Before I get any further, I readily admit that what follows is going to be indulgent. I can’t call it self-indulgent, because my hope is that it will be far more about my hero Steve Jobs and the millions upon millions he inspired than it is about me. Consider this one Machead’s experience, nothing more. And though I knew this day couldn’t be too far into the future, I also never expected I would be forced to reflect on his life, past tense, so soon. This has been a difficult hour. My thoughts and prayers are with his family and those who had the privilege to know him well.
I first became aware of Steve Jobs when I was 16 years old. Though I had been using his products since I was five (first on the Apple II with Oregon Trail, later on a MacPlus and an early Powerbook), and I had heard that one of the Apple guys was starting this crazy thing called NeXT several years later, the man behind the curtain had somehow escaped me as I gazed on his works in wonderment.
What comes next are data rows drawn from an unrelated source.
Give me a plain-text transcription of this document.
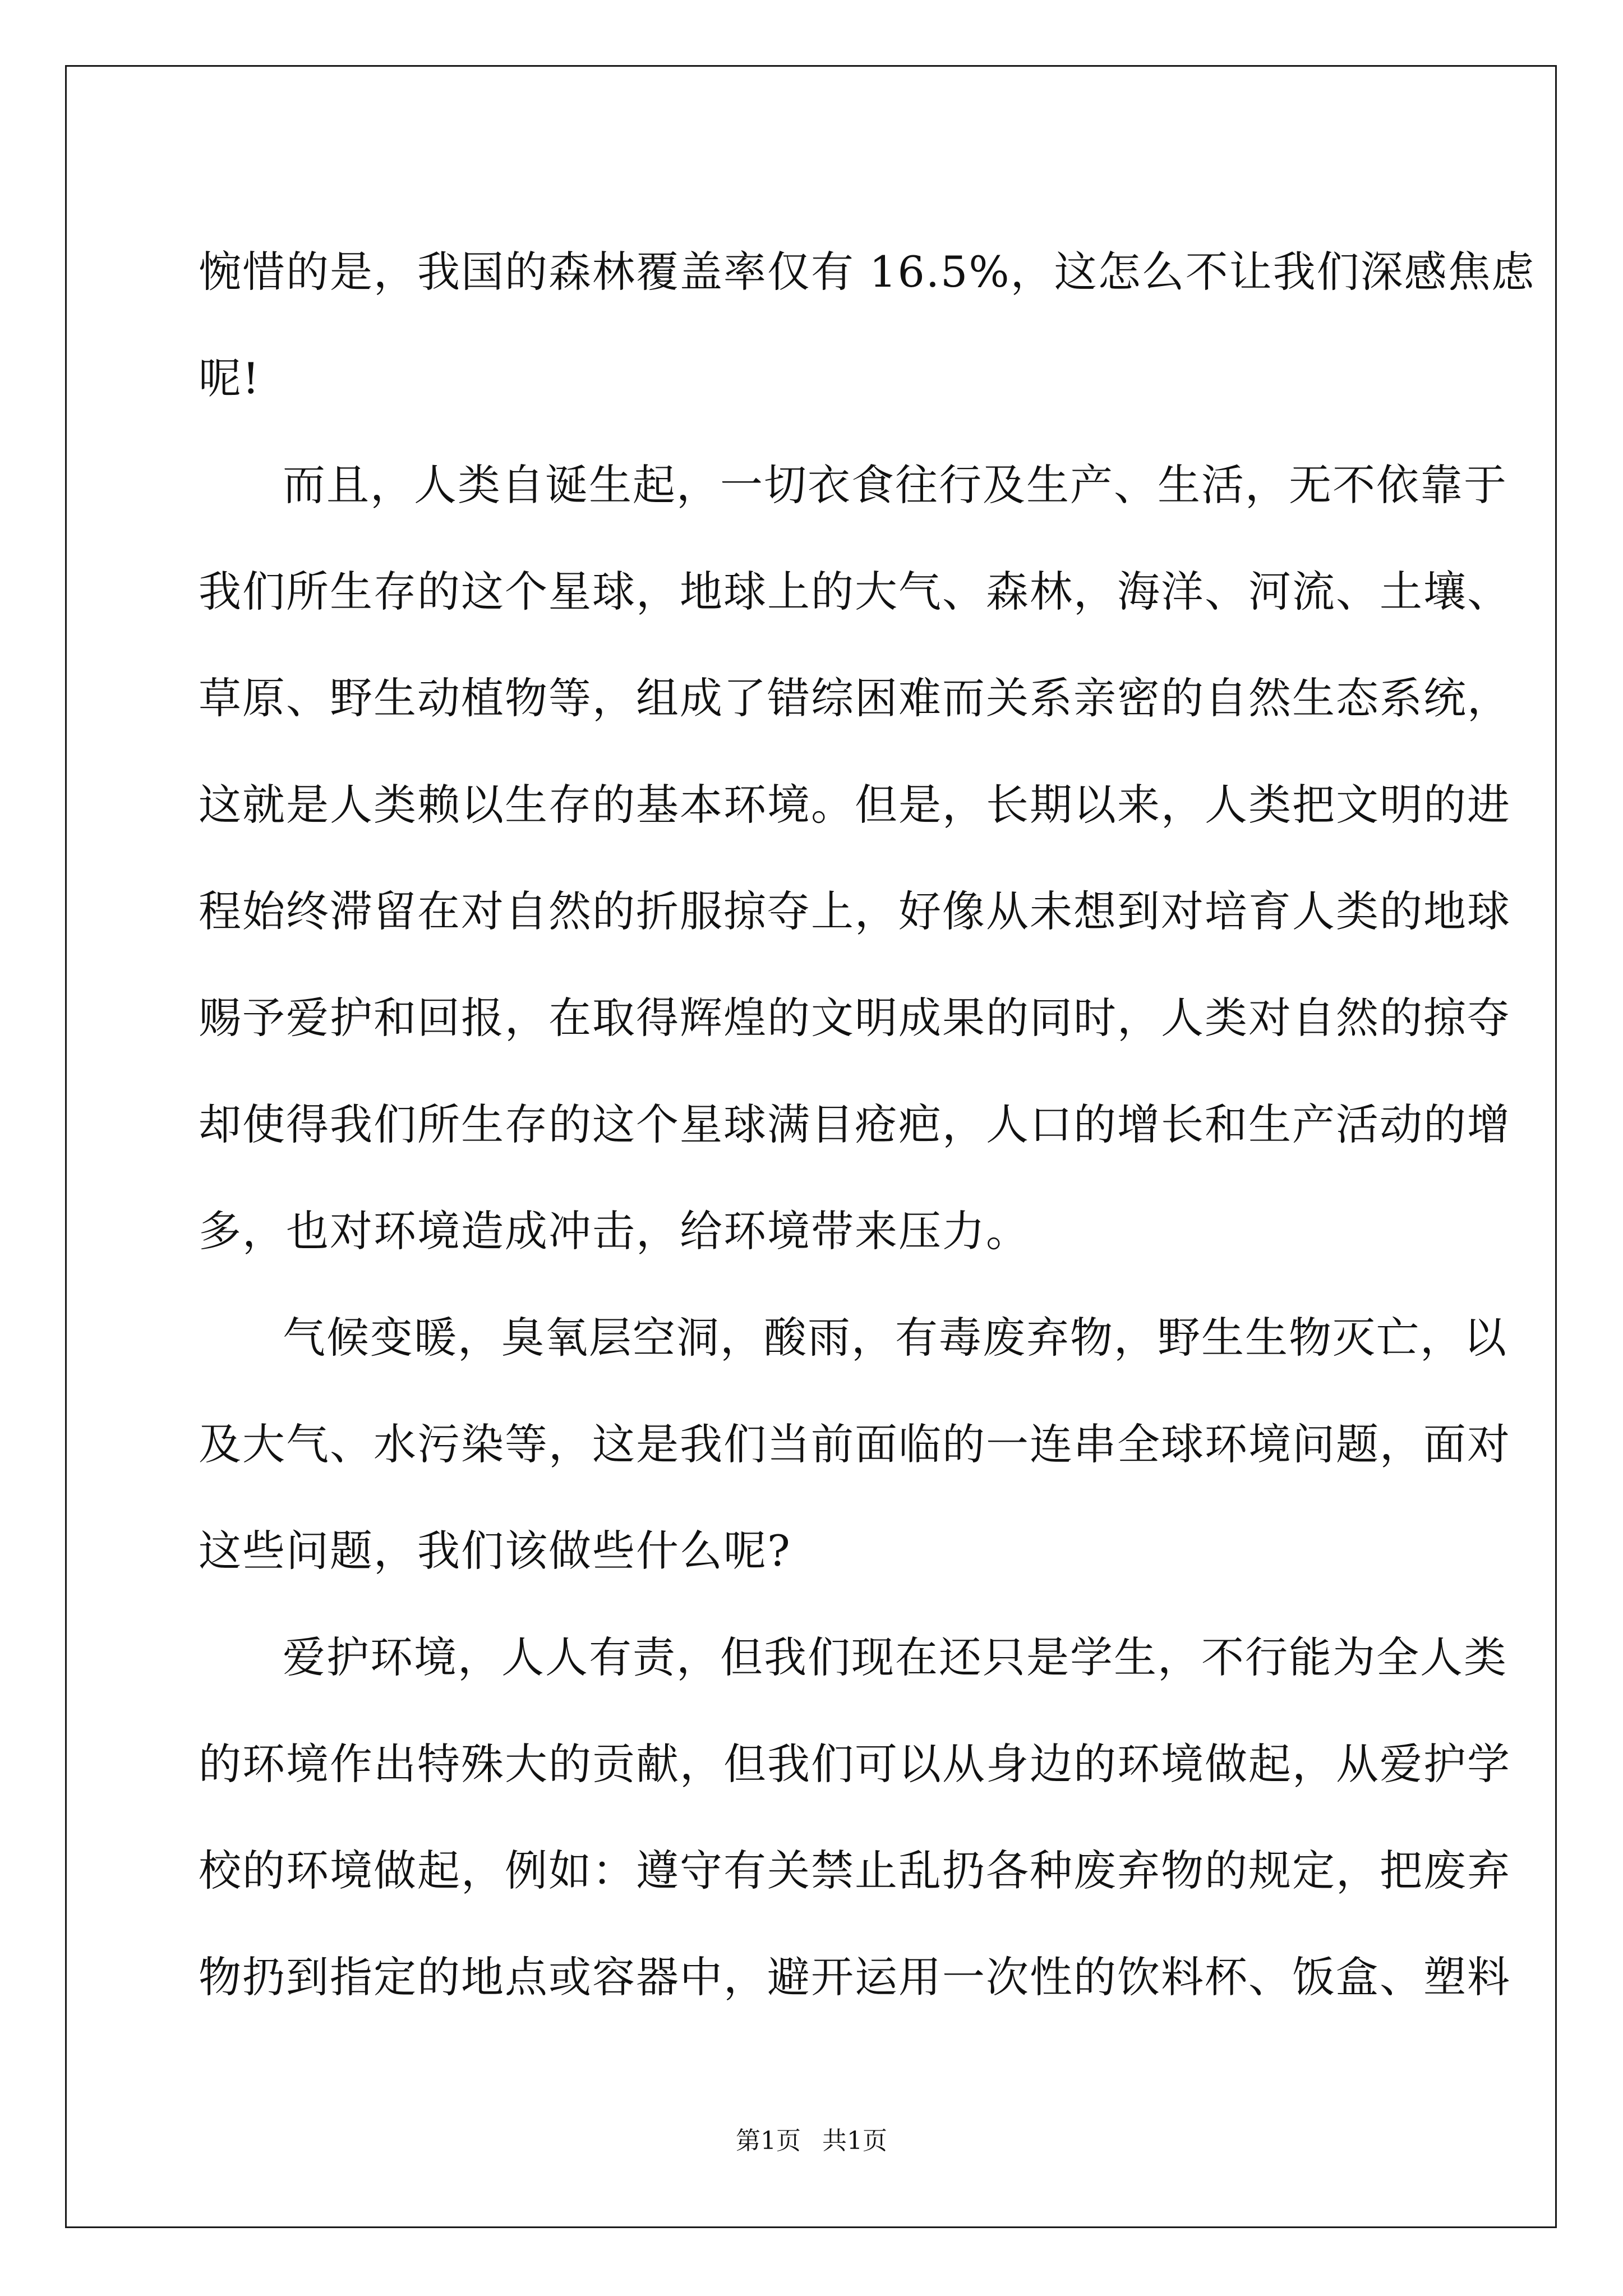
惋惜的是，我国的森林覆盖率仅有 16.5%，这怎么不让我们深感焦虑
呢!
而且，人类自诞生起，一切衣食往行及生产、生活，无不依靠于
我们所生存的这个星球，地球上的大气、森林，海洋、河流、土壤、
草原、野生动植物等，组成了错综困难而关系亲密的自然生态系统，
这就是人类赖以生存的基本环境。但是，长期以来，人类把文明的进
程始终滞留在对自然的折服掠夺上，好像从未想到对培育人类的地球
赐予爱护和回报，在取得辉煌的文明成果的同时，人类对自然的掠夺
却使得我们所生存的这个星球满目疮疤，人口的增长和生产活动的增
多，也对环境造成冲击，给环境带来压力。
气候变暖，臭氧层空洞，酸雨，有毒废弃物，野生生物灭亡，以
及大气、水污染等，这是我们当前面临的一连串全球环境问题，面对
这些问题，我们该做些什么呢?
爱护环境，人人有责，但我们现在还只是学生，不行能为全人类
的环境作出特殊大的贡献，但我们可以从身边的环境做起，从爱护学
校的环境做起，例如：遵守有关禁止乱扔各种废弃物的规定，把废弃
物扔到指定的地点或容器中，避开运用一次性的饮料杯、饭盒、塑料
第1页 共1页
I was in a U.S. history class. The teacher announced an assignment to produce the five most important Americans ever. I forget who I brought in (other than Thomas Jefferson and James Madison), but I remember vividly the uproar that occurred when a classmate of mine, Heather, proposed Steve Jobs, saying none of us would be using computers without him. This being the early ’90s, the very thought was mocked by the Windows-centric class. “If he’s so important, why don’t we use his computers?” was the overwhelming refrain. As an already-militant Mac user, I vowed to learn more about the man. I read at least ten books about him, the history of the Mac, the history of Apple, even a dreadful book about NeXT that painted Steve as the Don Quixote of tech, fated to illustrate possibilities and watch more practically minded men like Michael Dell and Scott McNealy (of Sun) turn them into vibrant, dominant companies that stomped his.
What I learned from reading about him then, and then from the later visionary moves of his re-arrival to Apple, many keynotes, the strategic moves he made, and the beautiful products, software, and services that he directed and brought to life:
- Excellence is incredibly hard.
- Being first to have an idea is not the same as being the first to do that idea well (as Alan Kay can attest, though in his case, he was deeply involved in both the Xerox Alto and the Mac in addition to his original vision for the DynaBook).
- All the details matter.
- Greatness is not always recognized the first time around.
- If you build an army of followers, really believe that things can be different and better, and keep pushing to make a dent in the universe, you actually can.
- That insanely great people can be made insanely greater with astounding leadership.
- That it is possible to have an emotional relationship with technology — and an intellectual and soulful one, at that.
And, ultimately, in his astounding fourth act after his recovery from cancer (which encompassed the launch of the first iPhone, his soaring Stanford commencement, the launch of the iPad and everything else through today), we all were shown just how precious and filled with possibility every single day is and can be.
Most of all, he showed us how to Think Different. I can’t begin to express how much he will be missed.